Love Hiking More: Tracking for Hikers

Years ago, a man I respect so much, Leigh Culver, gave me an amazing list of books on tracking, which I tell everyone who wants to learn tracking for hikers. Leigh had tracked everything, from people in Afghanistan to Sasquatch in North America…there wasn’t much Leigh hadn’t done. He was a renaissance man and to a young me, as I met Leigh in my early twenty’s, Leigh was like a god to me with his experienced and stories. He would email out lists of books to read and I still have all those lists. One list caught my eye recently, a list for tracking in general, one for tracking people, and one for tracking humans.

Over the years, I’ve put these books on my shelves and to use in the field. They are easy to find on Amazon.

For hunters, tracking makes a lot of sense, just like the OnX app. But, I categorized this for hikers, not hunters. Why is that? Simple – I think hikers sometimes don’t actually see the world around them and truly appreciate nature. They talk, they walk, they take a lot of photos – but looking at the ground around them, seeing what is actually happening…most hikers are very attuned to what is happening above waist level. Below the waist, at our feet, hikers are blind. I never realized how true this was until I was on a hike with Leigh, so many years ago at Kennesaw Mountain, and he began pointing out everything around us that was happening. It was like a stepped into another world of awareness.

Tracking For Hikers

So, we’ll start with the basics, like he did with me. Because the basics make you better.

It made me a better hiker – and the books he told me to get, made me a better outdoorsman.

Here’s a few of them. All of them are great reads, keeping you entertained while learning at the same time.


THE ART OF TRACKING THE ORIGIN OF SCIENCE by Louis Liebenberg.
In a work of painstaking and wide-ranging scholarship, backed up by fieldwork among the Kalahari hunter-gatherers, Louis Liebenberg explains how the art of tracking represents a crucial step in human evolution. Liebenberg examines the principles of tracking, and the classification and interpretation of spoor under difficult conditions.

He also show how the original speculative hypotheses of early hunter-gatherers have a direct line to the propositions of modern physicists who “track” sub-atomic particles. Liebenberg argues that
the art of tracking involves the same intellectual and creative abilities as physics and mathematics, and may therefore represent the origin of science itself.

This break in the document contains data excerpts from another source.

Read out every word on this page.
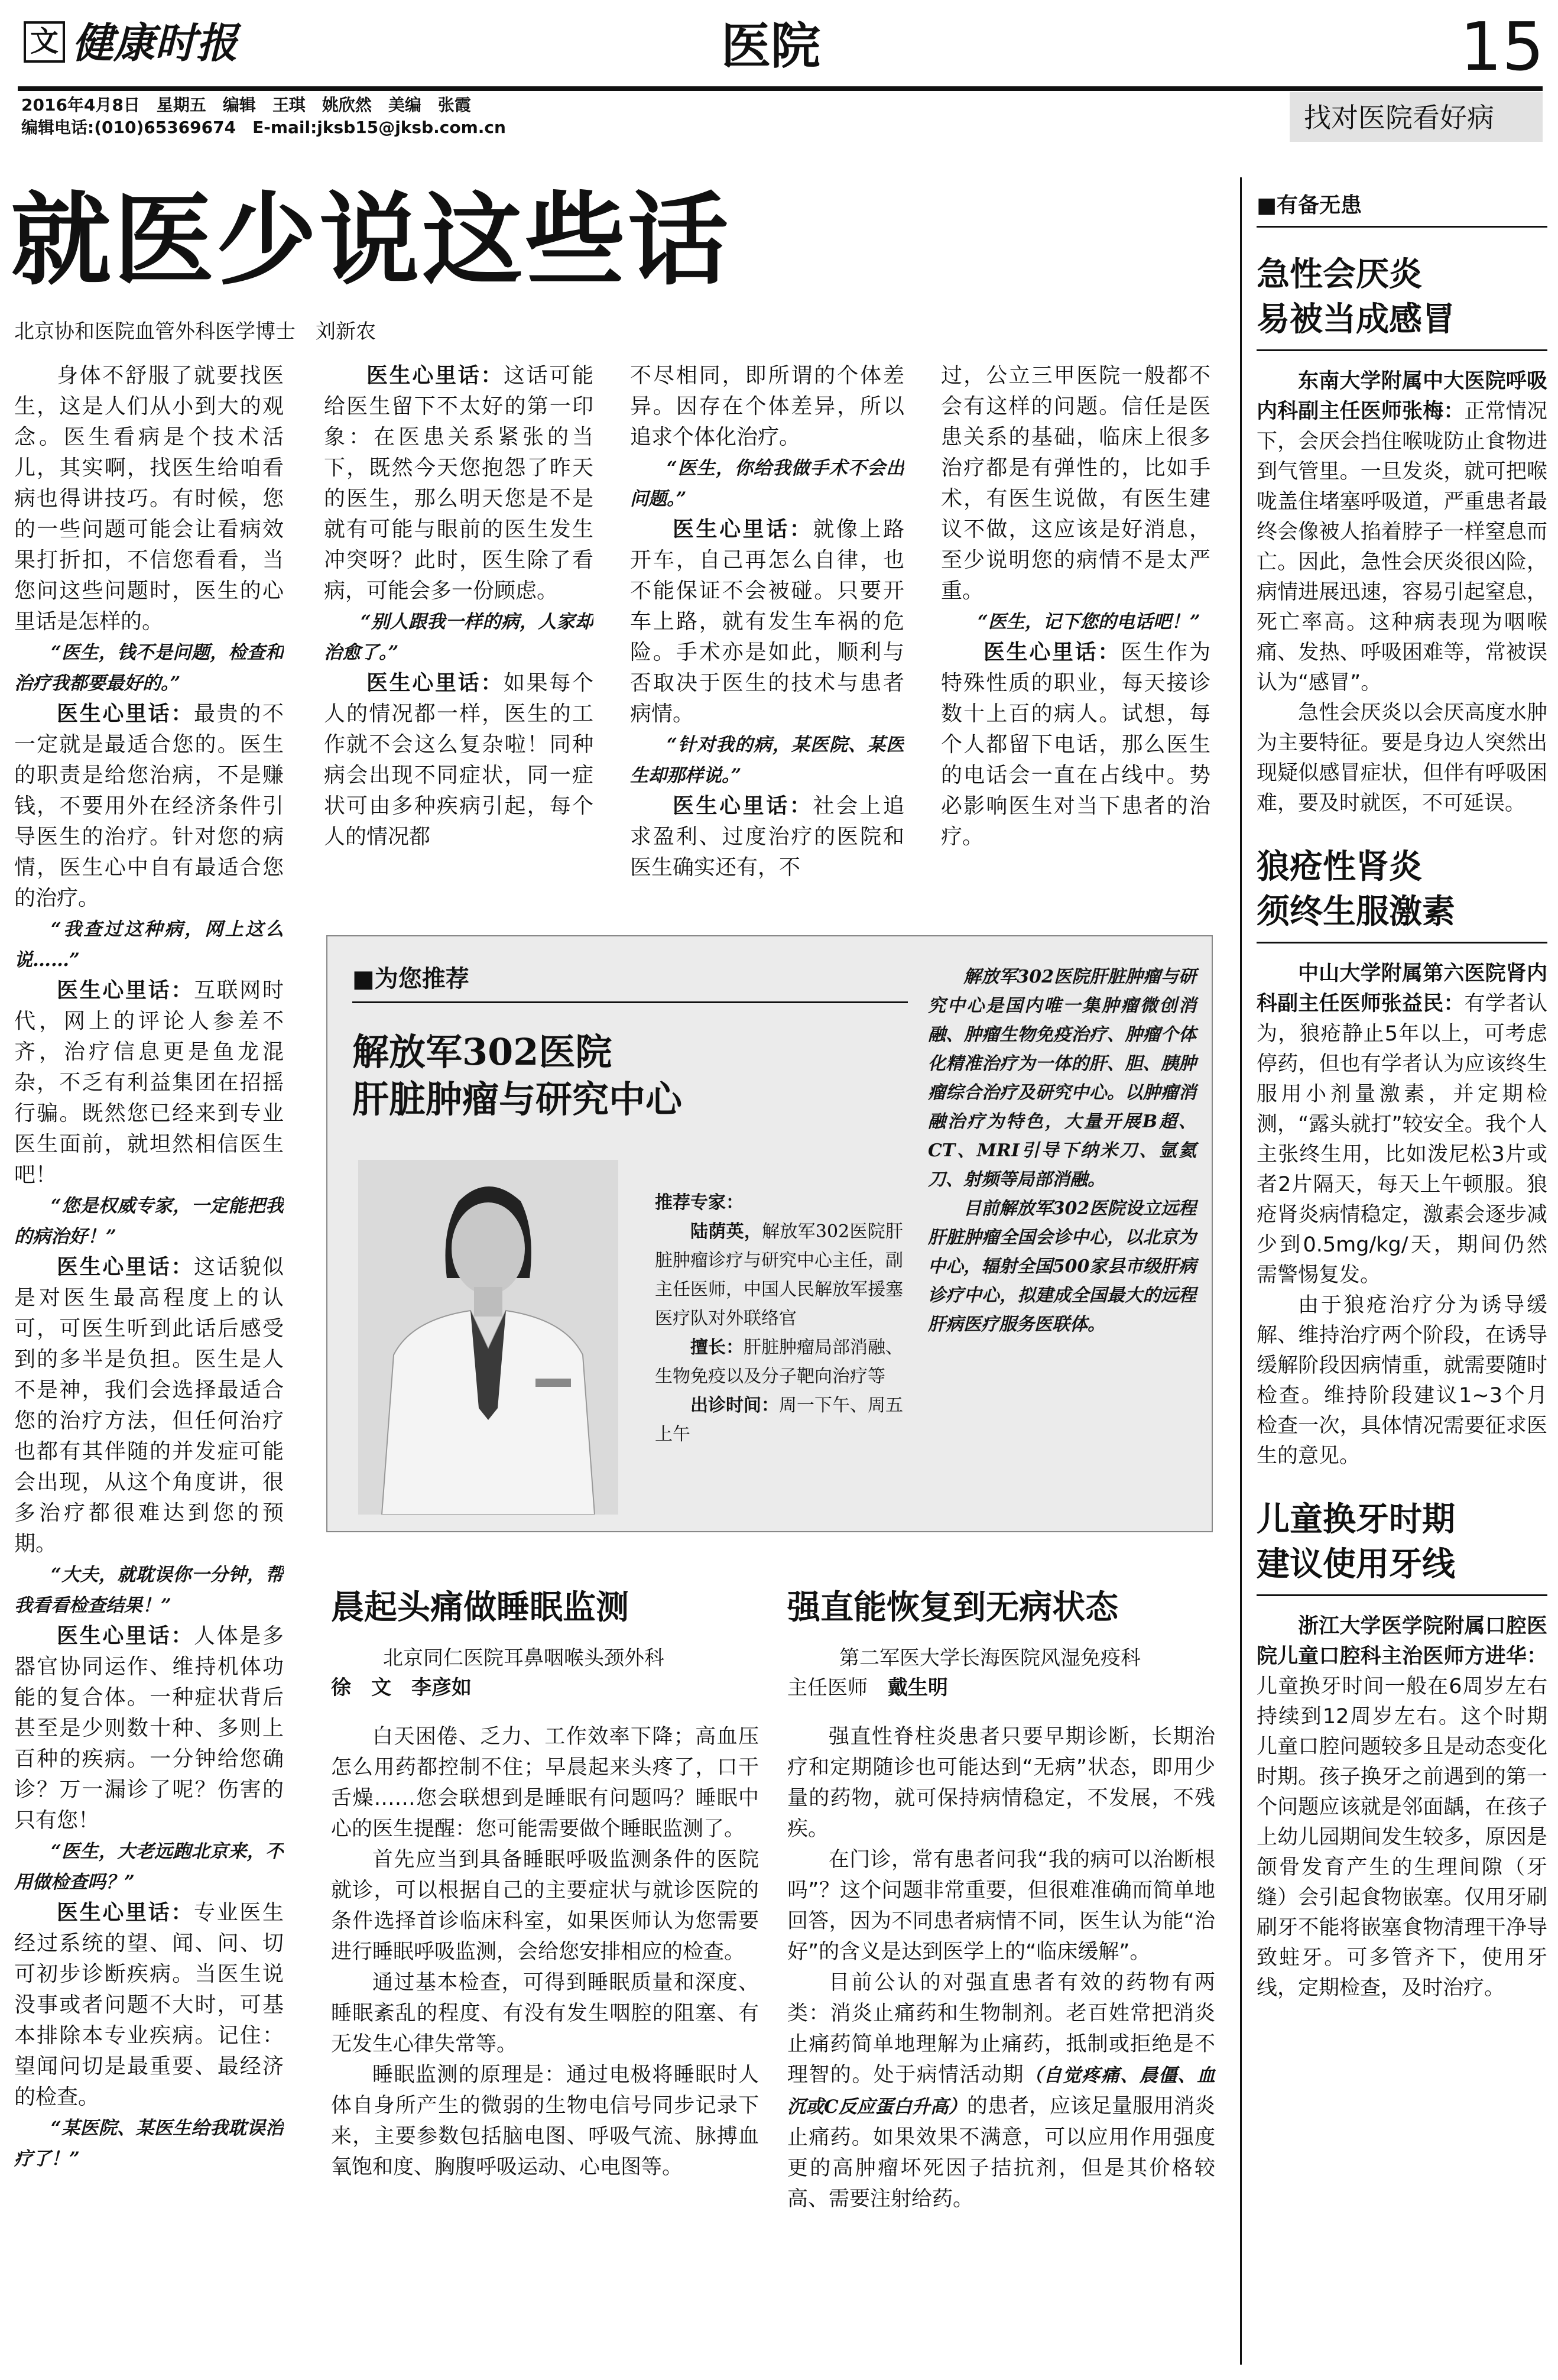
文 健康时报	医院	15
2016年4月8日　星期五　编辑　王琪　姚欣然　美编　张霞
编辑电话:(010)65369674　E-mail:jksb15@jksb.com.cn	找对医院看好病
就医少说这些话
北京协和医院血管外科医学博士　刘新农
身体不舒服了就要找医生，这是人们从小到大的观念。医生看病是个技术活儿，其实啊，找医生给咱看病也得讲技巧。有时候，您的一些问题可能会让看病效果打折扣，不信您看看，当您问这些问题时，医生的心里话是怎样的。
“医生，钱不是问题，检查和治疗我都要最好的。”
医生心里话：最贵的不一定就是最适合您的。医生的职责是给您治病，不是赚钱，不要用外在经济条件引导医生的治疗。针对您的病情，医生心中自有最适合您的治疗。
“我查过这种病，网上这么说……”
医生心里话：互联网时代，网上的评论人参差不齐，治疗信息更是鱼龙混杂，不乏有利益集团在招摇行骗。既然您已经来到专业医生面前，就坦然相信医生吧！
“您是权威专家，一定能把我的病治好！”
医生心里话：这话貌似是对医生最高程度上的认可，可医生听到此话后感受到的多半是负担。医生是人不是神，我们会选择最适合您的治疗方法，但任何治疗也都有其伴随的并发症可能会出现，从这个角度讲，很多治疗都很难达到您的预期。
“大夫，就耽误你一分钟，帮我看看检查结果！”
医生心里话：人体是多器官协同运作、维持机体功能的复合体。一种症状背后甚至是少则数十种、多则上百种的疾病。一分钟给您确诊？万一漏诊了呢？伤害的只有您！
“医生，大老远跑北京来，不用做检查吗？”
医生心里话：专业医生经过系统的望、闻、问、切可初步诊断疾病。当医生说没事或者问题不大时，可基本排除本专业疾病。记住：望闻问切是最重要、最经济的检查。
“某医院、某医生给我耽误治疗了！”
医生心里话：这话可能给医生留下不太好的第一印象：在医患关系紧张的当下，既然今天您抱怨了昨天的医生，那么明天您是不是就有可能与眼前的医生发生冲突呀？此时，医生除了看病，可能会多一份顾虑。
“别人跟我一样的病，人家却治愈了。”
医生心里话：如果每个人的情况都一样，医生的工作就不会这么复杂啦！同种病会出现不同症状，同一症状可由多种疾病引起，每个人的情况都
不尽相同，即所谓的个体差异。因存在个体差异，所以追求个体化治疗。
“医生，你给我做手术不会出问题。”
医生心里话：就像上路开车，自己再怎么自律，也不能保证不会被碰。只要开车上路，就有发生车祸的危险。手术亦是如此，顺利与否取决于医生的技术与患者病情。
“针对我的病，某医院、某医生却那样说。”
医生心里话：社会上追求盈利、过度治疗的医院和医生确实还有，不
过，公立三甲医院一般都不会有这样的问题。信任是医患关系的基础，临床上很多治疗都是有弹性的，比如手术，有医生说做，有医生建议不做，这应该是好消息，至少说明您的病情不是太严重。
“医生，记下您的电话吧！”
医生心里话：医生作为特殊性质的职业，每天接诊数十上百的病人。试想，每个人都留下电话，那么医生的电话会一直在占线中。势必影响医生对当下患者的治疗。
■为您推荐
解放军302医院
肝脏肿瘤与研究中心
推荐专家：
陆荫英，解放军302医院肝脏肿瘤诊疗与研究中心主任，副主任医师，中国人民解放军援塞医疗队对外联络官
擅长：肝脏肿瘤局部消融、生物免疫以及分子靶向治疗等
出诊时间：周一下午、周五上午
解放军302医院肝脏肿瘤与研究中心是国内唯一集肿瘤微创消融、肿瘤生物免疫治疗、肿瘤个体化精准治疗为一体的肝、胆、胰肿瘤综合治疗及研究中心。以肿瘤消融治疗为特色，大量开展B超、CT、MRI引导下纳米刀、氩氦刀、射频等局部消融。
目前解放军302医院设立远程肝脏肿瘤全国会诊中心，以北京为中心，辐射全国500家县市级肝病诊疗中心，拟建成全国最大的远程肝病医疗服务医联体。
晨起头痛做睡眠监测
北京同仁医院耳鼻咽喉头颈外科
徐　文　李彦如
白天困倦、乏力、工作效率下降；高血压怎么用药都控制不住；早晨起来头疼了，口干舌燥……您会联想到是睡眠有问题吗？睡眠中心的医生提醒：您可能需要做个睡眠监测了。
首先应当到具备睡眠呼吸监测条件的医院就诊，可以根据自己的主要症状与就诊医院的条件选择首诊临床科室，如果医师认为您需要进行睡眠呼吸监测，会给您安排相应的检查。
通过基本检查，可得到睡眠质量和深度、睡眠紊乱的程度、有没有发生咽腔的阻塞、有无发生心律失常等。
睡眠监测的原理是：通过电极将睡眠时人体自身所产生的微弱的生物电信号同步记录下来，主要参数包括脑电图、呼吸气流、脉搏血氧饱和度、胸腹呼吸运动、心电图等。
强直能恢复到无病状态
第二军医大学长海医院风湿免疫科
主任医师　 戴生明
强直性脊柱炎患者只要早期诊断，长期治疗和定期随诊也可能达到“无病”状态，即用少量的药物，就可保持病情稳定，不发展，不残疾。
在门诊，常有患者问我“我的病可以治断根吗”？这个问题非常重要，但很难准确而简单地回答，因为不同患者病情不同，医生认为能“治好”的含义是达到医学上的“临床缓解”。
目前公认的对强直患者有效的药物有两类：消炎止痛药和生物制剂。老百姓常把消炎止痛药简单地理解为止痛药，抵制或拒绝是不理智的。处于病情活动期（自觉疼痛、晨僵、血沉或C反应蛋白升高）的患者，应该足量服用消炎止痛药。如果效果不满意，可以应用作用强度更的高肿瘤坏死因子拮抗剂，但是其价格较高、需要注射给药。
■有备无患
急性会厌炎
易被当成感冒
东南大学附属中大医院呼吸内科副主任医师张梅：正常情况下，会厌会挡住喉咙防止食物进到气管里。一旦发炎，就可把喉咙盖住堵塞呼吸道，严重患者最终会像被人掐着脖子一样窒息而亡。因此，急性会厌炎很凶险，病情进展迅速，容易引起窒息，死亡率高。这种病表现为咽喉痛、发热、呼吸困难等，常被误认为“感冒”。
急性会厌炎以会厌高度水肿为主要特征。要是身边人突然出现疑似感冒症状，但伴有呼吸困难，要及时就医，不可延误。
狼疮性肾炎
须终生服激素
中山大学附属第六医院肾内科副主任医师张益民：有学者认为，狼疮静止5年以上，可考虑停药，但也有学者认为应该终生服用小剂量激素，并定期检测，“露头就打”较安全。我个人主张终生用，比如泼尼松3片或者2片隔天，每天上午顿服。狼疮肾炎病情稳定，激素会逐步减少到0.5mg/kg/天，期间仍然需警惕复发。
由于狼疮治疗分为诱导缓解、维持治疗两个阶段，在诱导缓解阶段因病情重，就需要随时检查。维持阶段建议1~3个月检查一次，具体情况需要征求医生的意见。
儿童换牙时期
建议使用牙线
浙江大学医学院附属口腔医院儿童口腔科主治医师方进华：儿童换牙时间一般在6周岁左右持续到12周岁左右。这个时期儿童口腔问题较多且是动态变化时期。孩子换牙之前遇到的第一个问题应该就是邻面龋，在孩子上幼儿园期间发生较多，原因是颌骨发育产生的生理间隙（牙缝）会引起食物嵌塞。仅用牙刷刷牙不能将嵌塞食物清理干净导致蛀牙。可多管齐下，使用牙线，定期检查，及时治疗。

Full of fascinating insights into the world of the hunter-gatherer, The Art of Tracking is compelling reading for both general readers and scholars in the field. Contains illustrations by the author.

tracking for hikers

THE SCIENCE AND ART OF TRACKING by Tom Brown.
The author shares generations of wisdom through one of the most rewarding pursuits to be found in nature. Tracking lets us unlock the secrets of each animal we follow, and in turn, to become more aware of our own place in nature and the world.

In-depth knowledge about pressure releases.

Leigh’s note: ‘Not everyone agrees with Tom Brown, read for yourself, and decide.’

 


THE TRACKER by Tom Brown.
The story of Tom Brown and his life in tracking.  ISBN: 0425101339 Penguin 1996 229pp $6.29

Leigh always had a funny way about him, describing books, describing videos he had brought on VHS and DVD through the years. As I go through some of these notes he provided over the years, two things stick out – one, his short notes, and two, that he listed items like ISBN numbers, the publisher, and price – because Amazon did not yet exist. Imagine that, a world where Amazon doesn’t exit.